Constatant que la hausse du chômage est fortement alimentée par les fins de missions d'intérim et les fins de CDD (un quart des entrées à Pôle Emploi), Jean Eudes du Mesnil du Buisson — un nom pareil, ça ne s'invente pas — propose d'allonger à 30 mois (au lieu de 18 actuellement), renouvellement compris, la durée maximale des CDD, estimant que cette mesure permettrait de maintenir ces salariés dans l'emploi alors que les chefs d'entreprise hésitent à les embaucher en CDI.
... Une rustine, c'est tout ce que ce monsieur trouve à proposer !
Et c'est ce qu'il compte nous servir lors du prochain «sommet pour l'emploi» du 18 janvier. Avec de tels éclairs de génie, on n'est pas sortis de l'auberge ! Avant que la montagne n'accouche d'une souris, gageons que l'on pourra s'amuser à établir un classement de tous leurs pis-aller, des plus inopérants aux plus ineptes.
Deux ans et demi en CDD
D'abord, on ne voit pas en quoi allonger la durée maximale des CDD incitera les employeurs à signer des contrats plus longs, qui engagent sur 15 à 30 mois, alors que leurs carnets de commandes se vident et qu'ils n'ont aucune visibilité… sur 12 mois voire moins ! La CGPME l'a elle-même écrit dans un communiqué : «Les patrons de PME sont inquiets. Ils manquent de visibilité pour l'année 2012, le contexte macro-économique, sur fond de crise de la dette, étant pour le moins anxiogène». Dans ces conditions les employeurs, bien au contraire, auront tendance à proposer des contrats de plus en plus courts. Sans compter que le chômage, qui frappe essentiellement les salariés intérimaires et en contrat à durée déterminée, recommence à s'étendre aux salariés en CDI. Sans compter que, pour un employeur, il est possible de rompre un CDI à tout moment… alors que rompre un CDD avant son terme ne l'est pas.
Ensuite, Jean Eudes du Mesnil ne sait-il pas que nombre d'entreprises célèbres et décomplexées comme Réservoir Prod, La Poste ou Pôle Emploi, n'hésitent pas à renouveler sans limite leurs CDD ? Le problème, c'est qu'elles maltraitent leurs salariés, qui ont ensuite tendance à se venger en les traînant aux Prud'hommes... Mais quand tout se passe correctement, le salarié aux abois accepte volontiers d'enchaîner les contrats sans que soient nécessairement respectés les délais de carence. Des tas de boîtes procèdent ainsi sans jamais se faire taper sur les doigts. Mais on comprend que Jean Eudes du Mesnil n'aime pas les Prud'hommes et préfère se mettre en conformité avec la loi.

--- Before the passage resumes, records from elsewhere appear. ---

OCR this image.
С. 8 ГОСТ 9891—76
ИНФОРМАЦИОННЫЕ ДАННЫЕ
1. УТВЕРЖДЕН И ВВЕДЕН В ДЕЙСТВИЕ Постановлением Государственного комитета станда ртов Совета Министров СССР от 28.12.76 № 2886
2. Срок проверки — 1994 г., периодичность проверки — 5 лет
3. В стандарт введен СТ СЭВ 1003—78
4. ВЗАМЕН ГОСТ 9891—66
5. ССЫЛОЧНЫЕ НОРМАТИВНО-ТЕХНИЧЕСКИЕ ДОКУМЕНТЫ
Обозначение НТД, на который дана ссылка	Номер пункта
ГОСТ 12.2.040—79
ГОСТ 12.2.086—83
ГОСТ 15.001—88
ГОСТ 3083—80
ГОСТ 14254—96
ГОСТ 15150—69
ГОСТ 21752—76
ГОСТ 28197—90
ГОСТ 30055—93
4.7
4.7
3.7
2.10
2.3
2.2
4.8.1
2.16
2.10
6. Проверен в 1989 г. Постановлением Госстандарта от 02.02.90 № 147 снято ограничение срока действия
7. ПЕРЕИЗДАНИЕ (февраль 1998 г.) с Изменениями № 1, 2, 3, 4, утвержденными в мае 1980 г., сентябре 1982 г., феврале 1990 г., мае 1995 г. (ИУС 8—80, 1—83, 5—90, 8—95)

Liberté, égalité... précarité !
Répondant au présentateur qui lui demandait si cette mesure n'allait pas accentuer la précarité, Monsieur Jean Eudes du Mesnil a osé dire qu'il ne considérait pas comme précaires les salariés bénéficiant d'un CDD de plus de 6 mois, se basant sur Pôle Emploi qui les qualifie d’"emplois durables". Pour lui, les vrais précaires sont les chômeurs sans activité aucune.

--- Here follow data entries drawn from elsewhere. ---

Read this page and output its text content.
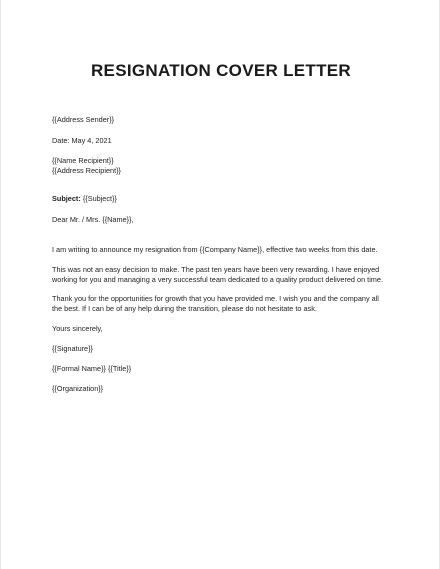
RESIGNATION COVER LETTER
{{Address Sender}}
Date: May 4, 2021
{{Name Recipient}}
{{Address Recipient}}
Subject: {{Subject}}
Dear Mr. / Mrs. {{Name}},
I am writing to announce my resignation from {{Company Name}}, effective two weeks from this date.
This was not an easy decision to make. The past ten years have been very rewarding. I have enjoyed
working for you and managing a very successful team dedicated to a quality product delivered on time.
Thank you for the opportunities for growth that you have provided me. I wish you and the company all
the best. If I can be of any help during the transition, please do not hesitate to ask.
Yours sincerely,
{{Signature}}
{{Formal Name}} {{Title}}
{{Organization}}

Sauf que le gars qui bosse en CDD, même de 15 mois renouvelables, même pas trop mal payé, ne peut avoir accès à un logement ou à un prêt ! Pour un bailleur ou un banquier, le CDD, qu'importe sa durée, est synonyme d'instabilité et n'offre aucune garantie solide. La précarité, Monsieur Jean Eudes du Mesnil du Buisson, ce n'est pas qu'être sans emploi et pauvre : c'est aussi ne pas pouvoir se projeter en jouissant des mêmes droits que les autres.

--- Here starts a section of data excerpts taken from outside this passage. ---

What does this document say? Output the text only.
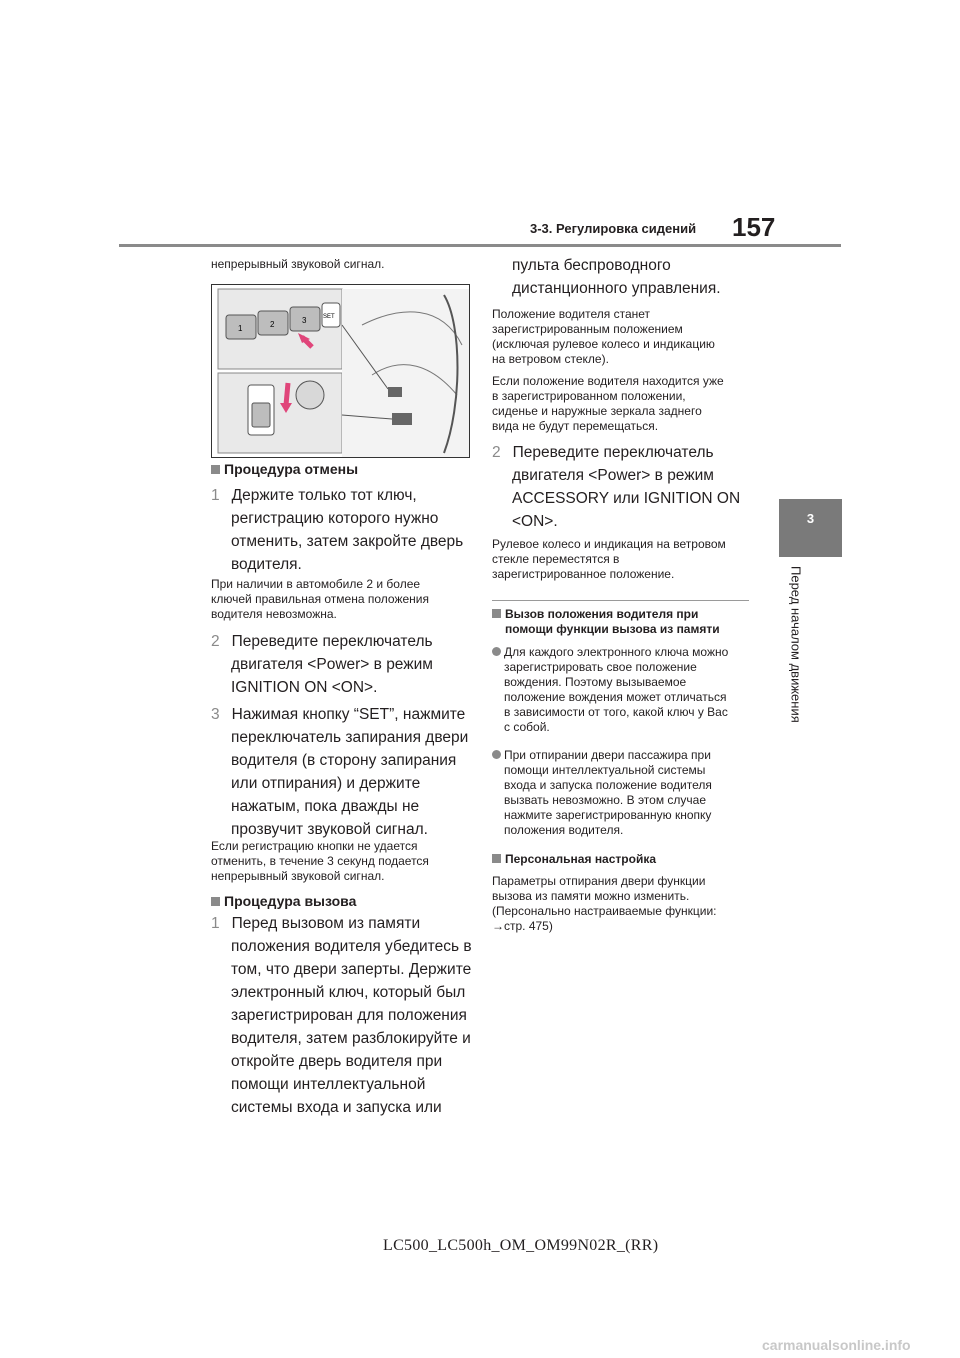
157
3-3. Регулировка сидений
3
Перед началом движения
непрерывный звуковой сигнал.
1	2	3	SET
Процедура отмены
1 Держите только тот ключ,
регистрацию которого нужно
отменить, затем закройте дверь
водителя.
При наличии в автомобиле 2 и более
ключей правильная отмена положения
водителя невозможна.
2 Переведите переключатель
двигателя <Power> в режим
IGNITION ON <ON>.
3 Нажимая кнопку “SET”, нажмите
переключатель запирания двери
водителя (в сторону запирания
или отпирания) и держите
нажатым, пока дважды не
прозвучит звуковой сигнал.
Если регистрацию кнопки не удается
отменить, в течение 3 секунд подается
непрерывный звуковой сигнал.
Процедура вызова
1 Перед вызовом из памяти
положения водителя убедитесь в
том, что двери заперты. Держите
электронный ключ, который был
зарегистрирован для положения
водителя, затем разблокируйте и
откройте дверь водителя при
помощи интеллектуальной
системы входа и запуска или
пульта беспроводного
дистанционного управления.
Положение водителя станет
зарегистрированным положением
(исключая рулевое колесо и индикацию
на ветровом стекле).
Если положение водителя находится уже
в зарегистрированном положении,
сиденье и наружные зеркала заднего
вида не будут перемещаться.
2 Переведите переключатель
двигателя <Power> в режим
ACCESSORY или IGNITION ON
<ON>.
Рулевое колесо и индикация на ветровом
стекле переместятся в
зарегистрированное положение.
Вызов положения водителя при
помощи функции вызова из памяти
Для каждого электронного ключа можно
зарегистрировать свое положение
вождения. Поэтому вызываемое
положение вождения может отличаться
в зависимости от того, какой ключ у Вас
с собой.
При отпирании двери пассажира при
помощи интеллектуальной системы
входа и запуска положение водителя
вызвать невозможно. В этом случае
нажмите зарегистрированную кнопку
положения водителя.
Персональная настройка
Параметры отпирания двери функции
вызова из памяти можно изменить.
(Персонально настраиваемые функции:
→стр. 475)
LC500_LC500h_OM_OM99N02R_(RR)
carmanualsonline.info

A travers sa proposition, la CGPME veut non seulement étendre mais banaliser la précarité. C'était déjà le but des CPE et CNE de Dominique de Villepin en 2006, avec leur "période de consolidation" de 2 ans. C'était aussi le but de l'Association nationale des directeurs des ressources humaines (ANDRH) qui, il y a six mois, a remis sur le tapis la création d'un contrat de travail unique — idée que Nicolas Sarkozy avait fait sienne pendant sa campagne de 2007 — visant à précariser l'ensemble du salariat, question de niveler l'existant par le bas au nom de la "réduction des inégalités".
Allongement de la durée maximale des CDD, CDI intérimaire, recours au chômage partiel, flexibilisation et modulation du temps de travail… : le «sommet pour l'emploi» du 18 janvier, s'il ne vaudra pas tripette pour lutter contre le chômage, n'augure rien de bon pour ceux qui travaillent. Comme son nom l'indique, au nom de "la crise", le «sommet pour l'emploi» s'emploiera à le précariser.